TRANSFORMAR O IMPACTO EM IMPULSO




Domingo, 18 de Setembro de 2011: 
 O CCPG – Coletivo Cultural Pegando o Gancho participa das intervenções do Multimídia em Ruínas na Rua São Bernardo, no bairro do Tatuapé, em São Paulo/SP. Poesia, música, teatro, intervenções num espaço de encontros afetivos, cultura e alegria.

 

A proposta central da arte é a comunicação, reflexão e absorção. E esta intenção motiva este projeto.

O projeto Multimídia em Ruínas implica na realização de diversos eventos e apresentações artístico-culturais por um período de dois finais de semana (18\17 e 24\25 de setembro), em uma antiga casa em ruínas localizada no bairro do Tatuapé, cujo terreno contém, além da casa, um enorme quintal, ambos degradados.

Todo o espaço além de servir de abrigo para as apresentações será transformado através da grafitagem do artista Heitor Yida, responsável pela idealização do mesmo.
 
Durante os eventos, serão gravados um média-metragem de ficção – produzido pela Apé Produções e um curta-metragem documental, que irá abordar e discutir o tema central do projeto: a utilização de espaços alternativos para ocupação pública e a utilização destes locais na criação de peças e obras dos mais diversos segmentos artísticos. A idéia é transformar o impacto em impulso.
 

Ainda em Ruínas

Eu não estive no evento Multimídia em Ruínas, projeto viabilizado pelo programa VAI, do qual esse coletivo participou e com o qual colaborou, no último domingo.
Contudo, sei que se considerarmos apenas as duas imagens belíssimas em sépia, postadas ontem por Francisco, e o clima que também o seu texto sugeriu do que rolou por ali, podemos saber, desde já, que o evento foi um sucesso.

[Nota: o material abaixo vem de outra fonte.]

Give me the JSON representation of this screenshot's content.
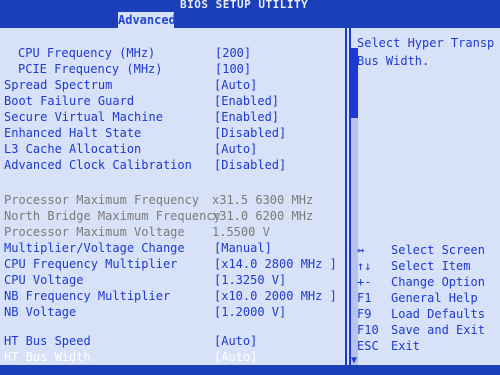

Para que continuemos em torno do tema da Ruína, vou compartilhar por aqui esse poema de Machado de Assis.
Todo mundo diz e sabe que o grande escritor brasileiro era melhor prosador que poeta, mas isso não é motivo para desprezarmos sua obra em versos.

Nesse poema, temos um movimento bem interessante das personagens: uma jovem entra nas ruínas conduzida por um poeta e, ao amanhecer, temos, saindo das mesmas ruínas, apenas o poeta e a sua saudade!
Apesar de um tanto melancólico, acho que é um poema que tem um ar de coisa antiga, sobretudo, pela linguagem um tanto rebuscada de Machado-poeta, mas mesmo isso combina com o tema da Ruína em si, não é mesmo? rsrsrs
Eu também acho que ele combina com o que possivelmente ocorreu nesse evento, em que não estive, e que, apesar disso, sei (pelo tanto que conheço das pessoas que formam esse coletivo) deve ter sido o casamento da ruína com a própria poesia.
Tudo isso certamente é um convite à contemplação da beleza.

Ruínas

Cobrem plantas sem flor crestados muros;
Range a porta anciã; o chão de pedra
Gemer parece aos pés do inquieto vate.
Ruína é tudo: a casa, a escada, o horto,
Sítios caros da infância.
                              Austera moça
Junto ao velho portão o vate aguarda;
          Pendem-lhe as tranças soltas
          Por sobre as roxas vestes.
Risos não tem, e em seu magoado gesto
Transluz não sei que dor oculta aos olhos;
— Dor que à face não vem, — medrosa e casta,
Íntima e funda; — e dos cerrados cílios
                     Se uma discreta muda
Lágrima cai, não murcha a flor do rosto;
Melancolia tácita e serena,
Que os ecos não acorda em seus queixumes,
Respira aquele rosto. A mão lhe estende
O abatido poeta. Ei-los percorrem
Com tardo passo os relembrados sítios,
Ermos depois que a mão da fria morte
Tantas almas colhera. Desmaiavam,
                     Nos serros do poente,
                     As rosas do crepúsculo.
“Quem és? pergunta o vate; o sol que foge
No teu lânguido olhar um raio deixa;
— Raio quebrado e frio; — o vento agita
Tímido e frouxo as tuas longas tranças.
Conhecem-te estas pedras; das ruínas
Alma errante pareces condenada
A contemplar teus insepultos ossos.
Conhecem-te estas árvores. E eu mesmo
Sinto não sei que vaga e amortecida
                     Lembrança de teu rosto.”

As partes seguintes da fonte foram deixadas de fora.